Why did the "National Conscience" in the US arise in the 1970's over things like Wounded Knee?

by FireWorm

Reading this post: http://www.reddit.com/r/AskHistorians/comments/23r1zu/many_russian_historians_do_not_except_the/cgzru0l

Got me thinking why was it nearly 80 years after that we rewrote the story? And why did the public accept it?

TectonicWafer

Because of flower children and the Vietnam war.
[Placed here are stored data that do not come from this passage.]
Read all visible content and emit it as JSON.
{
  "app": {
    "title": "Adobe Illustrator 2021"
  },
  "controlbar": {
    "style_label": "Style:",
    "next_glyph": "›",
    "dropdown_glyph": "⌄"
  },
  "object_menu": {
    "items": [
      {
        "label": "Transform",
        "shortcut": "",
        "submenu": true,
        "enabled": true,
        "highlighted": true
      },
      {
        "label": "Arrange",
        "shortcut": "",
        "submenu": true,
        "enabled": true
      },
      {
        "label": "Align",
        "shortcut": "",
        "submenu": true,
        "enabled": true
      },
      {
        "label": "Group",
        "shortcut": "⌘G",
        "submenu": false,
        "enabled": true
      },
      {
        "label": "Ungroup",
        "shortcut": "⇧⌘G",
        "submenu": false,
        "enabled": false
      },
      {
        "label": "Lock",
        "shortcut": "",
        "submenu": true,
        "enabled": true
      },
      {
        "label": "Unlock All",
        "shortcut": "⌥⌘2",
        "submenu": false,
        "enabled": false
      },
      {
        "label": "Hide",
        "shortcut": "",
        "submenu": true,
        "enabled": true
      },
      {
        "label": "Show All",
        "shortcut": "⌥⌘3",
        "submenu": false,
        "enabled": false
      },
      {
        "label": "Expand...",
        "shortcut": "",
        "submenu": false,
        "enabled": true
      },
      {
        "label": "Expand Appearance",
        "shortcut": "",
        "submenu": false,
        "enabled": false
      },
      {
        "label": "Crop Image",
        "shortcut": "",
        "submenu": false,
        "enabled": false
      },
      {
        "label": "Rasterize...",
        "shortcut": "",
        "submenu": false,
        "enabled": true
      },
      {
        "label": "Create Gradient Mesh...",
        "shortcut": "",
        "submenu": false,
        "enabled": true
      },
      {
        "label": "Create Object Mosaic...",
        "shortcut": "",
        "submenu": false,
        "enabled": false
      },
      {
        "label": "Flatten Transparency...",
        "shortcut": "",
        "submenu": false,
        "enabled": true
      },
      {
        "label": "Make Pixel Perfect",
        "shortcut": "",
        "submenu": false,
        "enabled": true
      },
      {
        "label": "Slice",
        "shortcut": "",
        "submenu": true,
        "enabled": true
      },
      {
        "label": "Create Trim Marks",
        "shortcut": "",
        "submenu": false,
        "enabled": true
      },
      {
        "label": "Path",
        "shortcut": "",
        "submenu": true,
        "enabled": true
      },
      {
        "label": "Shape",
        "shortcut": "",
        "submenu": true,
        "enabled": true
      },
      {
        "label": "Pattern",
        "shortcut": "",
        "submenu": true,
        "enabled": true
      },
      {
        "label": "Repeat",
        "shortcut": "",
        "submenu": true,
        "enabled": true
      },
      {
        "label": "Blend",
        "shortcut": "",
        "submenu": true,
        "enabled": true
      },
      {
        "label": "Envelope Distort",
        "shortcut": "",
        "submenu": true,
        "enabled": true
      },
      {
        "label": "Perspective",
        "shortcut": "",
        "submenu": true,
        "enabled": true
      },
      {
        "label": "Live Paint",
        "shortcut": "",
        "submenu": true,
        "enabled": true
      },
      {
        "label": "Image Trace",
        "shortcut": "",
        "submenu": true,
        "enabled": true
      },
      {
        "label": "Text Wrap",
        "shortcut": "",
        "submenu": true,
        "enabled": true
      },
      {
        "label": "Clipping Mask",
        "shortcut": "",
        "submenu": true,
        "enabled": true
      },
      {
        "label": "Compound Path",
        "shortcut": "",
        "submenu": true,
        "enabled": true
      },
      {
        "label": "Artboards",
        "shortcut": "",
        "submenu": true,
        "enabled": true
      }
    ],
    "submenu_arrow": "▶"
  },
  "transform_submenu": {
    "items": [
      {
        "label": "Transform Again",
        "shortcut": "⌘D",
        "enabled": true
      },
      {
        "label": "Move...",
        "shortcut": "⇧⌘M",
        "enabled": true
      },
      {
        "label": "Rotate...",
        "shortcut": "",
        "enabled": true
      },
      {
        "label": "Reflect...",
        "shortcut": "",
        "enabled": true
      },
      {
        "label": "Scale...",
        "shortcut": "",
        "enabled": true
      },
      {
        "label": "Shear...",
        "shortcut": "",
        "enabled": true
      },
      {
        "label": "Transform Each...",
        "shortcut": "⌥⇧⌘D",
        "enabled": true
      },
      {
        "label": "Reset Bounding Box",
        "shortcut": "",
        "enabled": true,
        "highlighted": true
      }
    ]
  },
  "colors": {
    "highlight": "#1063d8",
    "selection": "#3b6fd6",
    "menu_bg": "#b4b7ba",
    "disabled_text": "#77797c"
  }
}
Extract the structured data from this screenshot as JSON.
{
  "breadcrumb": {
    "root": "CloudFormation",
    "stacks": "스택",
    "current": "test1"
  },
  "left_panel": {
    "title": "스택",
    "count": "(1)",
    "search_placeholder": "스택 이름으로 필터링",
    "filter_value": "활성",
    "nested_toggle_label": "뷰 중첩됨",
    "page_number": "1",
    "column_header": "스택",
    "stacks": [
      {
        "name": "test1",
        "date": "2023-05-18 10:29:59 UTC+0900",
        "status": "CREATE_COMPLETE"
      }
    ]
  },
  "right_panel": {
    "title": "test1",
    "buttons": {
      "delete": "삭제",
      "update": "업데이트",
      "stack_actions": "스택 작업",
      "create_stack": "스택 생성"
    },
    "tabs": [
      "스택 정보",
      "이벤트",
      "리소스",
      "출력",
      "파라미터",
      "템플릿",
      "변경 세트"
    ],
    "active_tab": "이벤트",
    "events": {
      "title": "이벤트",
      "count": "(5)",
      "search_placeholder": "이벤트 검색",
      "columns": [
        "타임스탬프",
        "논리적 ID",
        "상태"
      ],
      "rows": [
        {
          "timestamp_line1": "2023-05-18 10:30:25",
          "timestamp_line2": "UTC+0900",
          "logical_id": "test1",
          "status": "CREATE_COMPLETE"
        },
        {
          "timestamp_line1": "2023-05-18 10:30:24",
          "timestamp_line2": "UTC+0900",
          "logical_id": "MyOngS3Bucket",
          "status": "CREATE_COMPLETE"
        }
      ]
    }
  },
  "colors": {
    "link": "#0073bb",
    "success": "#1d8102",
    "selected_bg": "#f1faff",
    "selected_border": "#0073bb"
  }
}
Ok, that's a bad joke. The rise of the perspective of native peoples in U.S. historiography came at a time when the events in Vietnam and the civil rights movement were forcing many Americans for reconsider the previously-established preconceptions they held about the innate moral value of non-white persons. Additionally, the strategies pioneered by the civil rights movement inspired a variety of Native American groups, such as the American Indian Movement, which led protests actions and other campaigns that led to a greater awareness among educated liberals of the indignities and injustices that had been afflicted on Natives over the last few hundred years. One of the most well-known of these was when the AIM siezed the replica Mayflower on Thanksgiving Day of 1970. This event was widely covered in the media of the time, is symptomatic of the larger shift in American conceptions of race and identity that was going on at the time. All of this is gleaned from a documentary I saw a few years ago about the AIM, entitled something like "Taking AIM: the story of the american indian movement".